When rewards are provided, the method multiplies each waiting time by the corresponding reward value before accumulating, effectively sampling from the reward-transformed distribution. This enables sampling from multivariate phase-type distributions by using different reward vectors for different features.

phasic_pybind.cpp::Graph.serialize

py::dict serialize(int param_length = -1)

This method serializes the complete graph structure into a Python dictionary containing all information needed to reconstruct the graph or generate computation code. The dictionary includes arrays of vertex states, edge connectivity, edge weights or coefficient vectors for parameterized edges, and metadata like state_length and param_length. The serialization format is designed to be JSON-compatible for caching and code generation.

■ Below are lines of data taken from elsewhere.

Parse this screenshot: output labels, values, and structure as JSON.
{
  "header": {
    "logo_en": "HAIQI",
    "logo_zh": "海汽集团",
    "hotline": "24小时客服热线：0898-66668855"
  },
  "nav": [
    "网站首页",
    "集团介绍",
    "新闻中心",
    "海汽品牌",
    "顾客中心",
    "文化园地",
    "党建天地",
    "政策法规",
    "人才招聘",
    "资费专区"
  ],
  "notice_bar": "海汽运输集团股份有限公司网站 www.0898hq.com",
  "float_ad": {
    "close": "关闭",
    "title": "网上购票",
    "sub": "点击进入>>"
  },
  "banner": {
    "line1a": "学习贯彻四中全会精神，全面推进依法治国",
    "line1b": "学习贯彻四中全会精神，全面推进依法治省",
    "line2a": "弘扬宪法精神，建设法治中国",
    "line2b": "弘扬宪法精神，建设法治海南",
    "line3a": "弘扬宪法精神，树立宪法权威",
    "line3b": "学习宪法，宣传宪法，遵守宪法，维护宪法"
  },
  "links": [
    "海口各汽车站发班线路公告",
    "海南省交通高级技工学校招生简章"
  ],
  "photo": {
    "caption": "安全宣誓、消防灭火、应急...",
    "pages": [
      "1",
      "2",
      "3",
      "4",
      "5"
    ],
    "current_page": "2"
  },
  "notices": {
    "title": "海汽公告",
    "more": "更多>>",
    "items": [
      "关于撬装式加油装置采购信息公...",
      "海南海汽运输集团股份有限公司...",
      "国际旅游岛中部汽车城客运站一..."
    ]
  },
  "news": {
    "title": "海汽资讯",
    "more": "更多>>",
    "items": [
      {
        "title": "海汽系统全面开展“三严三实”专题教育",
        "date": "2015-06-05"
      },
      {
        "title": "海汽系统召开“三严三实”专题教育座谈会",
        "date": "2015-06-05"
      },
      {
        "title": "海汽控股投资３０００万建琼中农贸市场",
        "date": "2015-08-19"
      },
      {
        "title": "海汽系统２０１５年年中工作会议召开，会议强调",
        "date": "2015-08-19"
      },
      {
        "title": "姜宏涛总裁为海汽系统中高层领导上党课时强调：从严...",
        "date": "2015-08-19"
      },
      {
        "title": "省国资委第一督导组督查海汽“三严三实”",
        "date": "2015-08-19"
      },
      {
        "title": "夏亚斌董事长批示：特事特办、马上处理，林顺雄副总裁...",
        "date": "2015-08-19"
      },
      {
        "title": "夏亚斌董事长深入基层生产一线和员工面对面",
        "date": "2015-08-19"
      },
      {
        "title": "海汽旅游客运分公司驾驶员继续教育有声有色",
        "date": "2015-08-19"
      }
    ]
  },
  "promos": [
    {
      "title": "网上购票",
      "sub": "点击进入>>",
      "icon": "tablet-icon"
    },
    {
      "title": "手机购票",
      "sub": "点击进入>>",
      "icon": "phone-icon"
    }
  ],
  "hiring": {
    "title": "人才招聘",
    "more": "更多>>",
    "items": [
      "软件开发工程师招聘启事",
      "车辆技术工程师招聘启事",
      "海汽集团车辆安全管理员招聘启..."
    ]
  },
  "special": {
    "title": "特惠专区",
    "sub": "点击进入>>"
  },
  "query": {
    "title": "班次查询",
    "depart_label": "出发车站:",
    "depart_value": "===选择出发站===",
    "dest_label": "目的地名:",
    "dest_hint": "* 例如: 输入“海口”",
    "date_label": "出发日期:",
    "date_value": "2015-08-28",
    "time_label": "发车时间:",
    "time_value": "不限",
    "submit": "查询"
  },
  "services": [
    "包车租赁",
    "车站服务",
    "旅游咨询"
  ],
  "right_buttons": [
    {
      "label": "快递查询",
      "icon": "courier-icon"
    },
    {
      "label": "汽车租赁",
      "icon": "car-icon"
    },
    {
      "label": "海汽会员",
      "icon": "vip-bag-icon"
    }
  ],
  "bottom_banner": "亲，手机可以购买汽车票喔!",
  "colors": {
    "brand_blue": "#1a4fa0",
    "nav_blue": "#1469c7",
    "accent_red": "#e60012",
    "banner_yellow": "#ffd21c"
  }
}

For parameterized graphs the method attempts to auto-detect param_length by examining edge state vectors unless explicitly provided. This avoids potential issues with uninitialized memory when edge state vectors have not been properly allocated. The serialized format is used by pmf_from_graph and related methods to generate optimized C++ code.

phasic_pybind.cpp::Graph.as_matrices

MatrixRepresentation as_matrices()

This method extracts the phase-type distribution’s matrix representation including the initial probability vector, sub-intensity matrix, and state matrix. It performs graph elimination to reduce cycles and computes the canonical form matrices. The result includes the states array with one row per vertex, the sub-intensity matrix SIM encoding transition rates between transient states, and the initial probability vector IPV giving the initial distribution over states.

This representation enables alternative computation methods based on matrix exponentiation and provides a standard format for comparison with other phase-type libraries. The elimination process may produce a different but equivalent representation of the same distribution.